What is modern art? - Caroline Ashwood

December 14, 2019

It’s an interesting question, that began 160 years ago. So, you could say modern art is quite old. 

Within fine art circles, what we call modern painting was first observed among the French impressionists of the 1870s. Paul Cezanne and a handful of his contemporary artists shook the Parisienne art world with their first exhibition of original paintings that challenged all previously accepted understanding of wall art

Abstract art


This new art on canvas was stylistic and bold. Some viewed it not as representational art at all, but as abstract art. However, it was a revolution that would continue and these pioneers had fathered a contemporary art movement that would lay the foundation for more spin off movements that challenged the art world even more. 


This new atmosphere of experimentation and contemporary artistic expression would begin to fill galleries with wall art that was both original art on canvas, and modern art that had found some of its inspiration in the art prints of Japan. 

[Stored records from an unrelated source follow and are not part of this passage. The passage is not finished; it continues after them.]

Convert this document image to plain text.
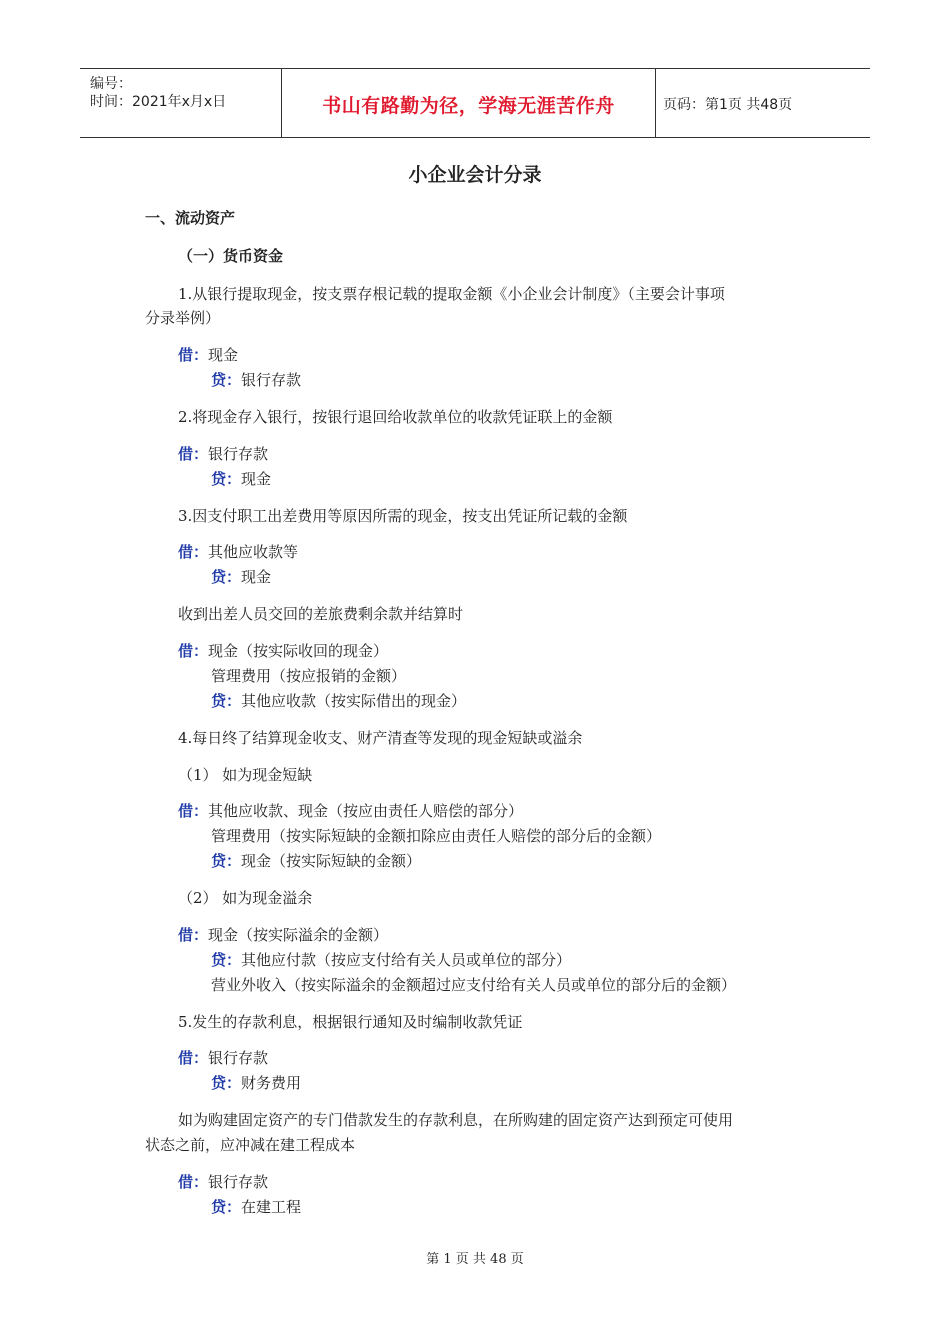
编号：
时间：2021年x月x日	书山有路勤为径，学海无涯苦作舟	页码：第1页 共48页
小企业会计分录
一、流动资产
（一）货币资金
1.从银行提取现金，按支票存根记载的提取金额《小企业会计制度》（主要会计事项
分录举例）
借：现金
贷：银行存款
2.将现金存入银行，按银行退回给收款单位的收款凭证联上的金额
借：银行存款
贷：现金
3.因支付职工出差费用等原因所需的现金，按支出凭证所记载的金额
借：其他应收款等
贷：现金
收到出差人员交回的差旅费剩余款并结算时
借：现金（按实际收回的现金）
管理费用（按应报销的金额）
贷：其他应收款（按实际借出的现金）
4.每日终了结算现金收支、财产清查等发现的现金短缺或溢余
（1） 如为现金短缺
借：其他应收款、现金（按应由责任人赔偿的部分）
管理费用（按实际短缺的金额扣除应由责任人赔偿的部分后的金额）
贷：现金（按实际短缺的金额）
（2） 如为现金溢余
借：现金（按实际溢余的金额）
贷：其他应付款（按应支付给有关人员或单位的部分）
营业外收入（按实际溢余的金额超过应支付给有关人员或单位的部分后的金额）
5.发生的存款利息，根据银行通知及时编制收款凭证
借：银行存款
贷：财务费用
如为购建固定资产的专门借款发生的存款利息，在所购建的固定资产达到预定可使用
状态之前，应冲减在建工程成本
借：银行存款
贷：在建工程
第 1 页 共 48 页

Within a very short time, for the art world that is, with the turn of the century, came a new movement. A movement that would rock the art world even more that modern art. 


Abstract art. But it was not in the bohemian communities of Paris that this contemporary art form would blossom. Abstract art was burgeoning in far flung places that were darker and colder than middle Europe. Scandinavia and Russia are where abstract art first pricked the convention of wall art being representational and figurative. 

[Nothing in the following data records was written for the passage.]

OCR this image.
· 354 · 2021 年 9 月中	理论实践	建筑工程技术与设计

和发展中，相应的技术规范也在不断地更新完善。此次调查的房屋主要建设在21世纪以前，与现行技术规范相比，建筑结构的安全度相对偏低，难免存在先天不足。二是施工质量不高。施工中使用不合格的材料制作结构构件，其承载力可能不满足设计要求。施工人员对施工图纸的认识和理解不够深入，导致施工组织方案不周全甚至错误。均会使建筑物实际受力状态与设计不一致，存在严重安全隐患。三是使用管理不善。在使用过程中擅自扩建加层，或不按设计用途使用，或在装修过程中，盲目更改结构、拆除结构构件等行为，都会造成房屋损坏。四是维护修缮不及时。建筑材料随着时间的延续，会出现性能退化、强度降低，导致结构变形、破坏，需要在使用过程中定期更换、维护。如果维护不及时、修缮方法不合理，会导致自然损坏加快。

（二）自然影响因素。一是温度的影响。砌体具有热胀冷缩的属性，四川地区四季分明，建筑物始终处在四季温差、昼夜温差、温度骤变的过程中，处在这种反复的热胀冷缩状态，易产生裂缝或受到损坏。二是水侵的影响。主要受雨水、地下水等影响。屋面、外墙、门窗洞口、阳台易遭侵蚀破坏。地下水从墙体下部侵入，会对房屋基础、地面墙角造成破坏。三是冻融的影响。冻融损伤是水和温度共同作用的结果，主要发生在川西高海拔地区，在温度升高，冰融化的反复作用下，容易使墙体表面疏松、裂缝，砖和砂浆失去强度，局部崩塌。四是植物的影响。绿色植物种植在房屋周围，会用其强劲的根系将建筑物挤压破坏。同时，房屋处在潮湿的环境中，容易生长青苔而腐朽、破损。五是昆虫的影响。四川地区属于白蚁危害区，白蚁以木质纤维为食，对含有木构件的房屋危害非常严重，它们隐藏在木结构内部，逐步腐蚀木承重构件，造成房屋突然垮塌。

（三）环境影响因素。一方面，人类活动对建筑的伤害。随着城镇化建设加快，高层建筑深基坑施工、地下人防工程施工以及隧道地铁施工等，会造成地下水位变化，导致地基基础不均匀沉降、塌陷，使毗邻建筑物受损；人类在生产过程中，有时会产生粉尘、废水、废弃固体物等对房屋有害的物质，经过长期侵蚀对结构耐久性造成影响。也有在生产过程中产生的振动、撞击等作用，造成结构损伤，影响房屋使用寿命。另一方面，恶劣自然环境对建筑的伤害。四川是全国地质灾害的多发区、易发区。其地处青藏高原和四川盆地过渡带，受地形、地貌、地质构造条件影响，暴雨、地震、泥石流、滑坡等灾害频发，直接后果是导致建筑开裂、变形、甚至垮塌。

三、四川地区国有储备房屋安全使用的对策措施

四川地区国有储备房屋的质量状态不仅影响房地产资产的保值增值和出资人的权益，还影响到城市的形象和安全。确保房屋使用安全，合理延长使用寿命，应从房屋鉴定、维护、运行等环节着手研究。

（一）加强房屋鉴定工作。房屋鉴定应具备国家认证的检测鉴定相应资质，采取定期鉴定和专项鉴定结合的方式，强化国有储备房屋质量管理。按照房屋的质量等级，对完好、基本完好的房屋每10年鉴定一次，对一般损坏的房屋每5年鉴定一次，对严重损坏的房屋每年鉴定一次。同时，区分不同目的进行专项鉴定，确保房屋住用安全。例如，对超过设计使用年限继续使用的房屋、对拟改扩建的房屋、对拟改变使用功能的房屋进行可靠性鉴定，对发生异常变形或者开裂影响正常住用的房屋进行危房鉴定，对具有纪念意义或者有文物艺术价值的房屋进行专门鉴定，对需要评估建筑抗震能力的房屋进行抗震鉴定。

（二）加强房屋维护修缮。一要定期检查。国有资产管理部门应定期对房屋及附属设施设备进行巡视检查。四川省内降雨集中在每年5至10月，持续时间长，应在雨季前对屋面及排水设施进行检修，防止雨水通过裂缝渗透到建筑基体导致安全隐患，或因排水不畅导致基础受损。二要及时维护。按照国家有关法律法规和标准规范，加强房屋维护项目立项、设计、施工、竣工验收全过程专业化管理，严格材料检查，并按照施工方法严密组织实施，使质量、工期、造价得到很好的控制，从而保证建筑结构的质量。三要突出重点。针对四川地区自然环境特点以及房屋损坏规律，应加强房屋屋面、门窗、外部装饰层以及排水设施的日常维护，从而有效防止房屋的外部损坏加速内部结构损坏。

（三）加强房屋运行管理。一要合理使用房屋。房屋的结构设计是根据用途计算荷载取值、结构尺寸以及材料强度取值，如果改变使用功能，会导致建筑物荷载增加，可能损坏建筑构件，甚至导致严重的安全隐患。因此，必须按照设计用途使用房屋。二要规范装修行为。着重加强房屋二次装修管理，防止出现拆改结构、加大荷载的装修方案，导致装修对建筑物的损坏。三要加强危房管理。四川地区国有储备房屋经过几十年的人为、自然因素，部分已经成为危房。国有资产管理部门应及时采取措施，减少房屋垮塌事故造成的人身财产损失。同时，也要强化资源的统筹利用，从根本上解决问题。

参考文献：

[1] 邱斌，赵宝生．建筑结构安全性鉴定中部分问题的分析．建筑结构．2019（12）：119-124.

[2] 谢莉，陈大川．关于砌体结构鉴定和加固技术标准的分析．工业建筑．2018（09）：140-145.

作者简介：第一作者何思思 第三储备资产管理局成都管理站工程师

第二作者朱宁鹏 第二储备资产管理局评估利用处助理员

For many years, Russian artist Wassily Kandinsky was regarded as the first artist to take shape and form beyond the realms of traditional visual recognition of an object or a person. He painted feelings, impulses, he responded to stimulus with bold brush strokes and washes of colour that made no attempt to illustrate anything in particular, except for a thought or and emotion.

Kandinsky


And whilst Kandinsky was indeed the first male to demonstrate this original style of painting, he wasn’t the first artist. In fact, he was preceded by 6 years, by a woman. In Sweden.


Because in 1905, a student of the Royal College of Art in Stockholm commenced a collection of art on canvas that combined geometric shapes with organic forms and rhythmic patterns in a colour palette that demanded attention from the observer.  Hilma af Klint was a shy, sensitive young woman who claimed she channeled a spirit from ‘the other side’, named Amaliel, who instructed her on what art on canvas she was to paint. According to Hilma, Amaliel ‘even took control of her hand’ across the canvas. The result was abstract art that would represent familiar motifs in modern painting for decades to come.

Modern art


Modern art as a movement spread across the globe and reached its inevitable conclusion in the early 70s. Simply because the passage of time brought it a to a point where it seemed natural to talk about art being created, be it on canvas or art prints, was by virtue of it being of ‘now’, it would from there on be referred to as, contemporary art.


And as is typically cyclical in all art forms, it is no longer all about just abstraction in modern art. Original paintings since the 70s have been everything from representational realism to expressionistic wall art. 


In this new millennium, it is not unusual to see wall art that is a cross section of every kind of modern painting, and art prints, mixed in together.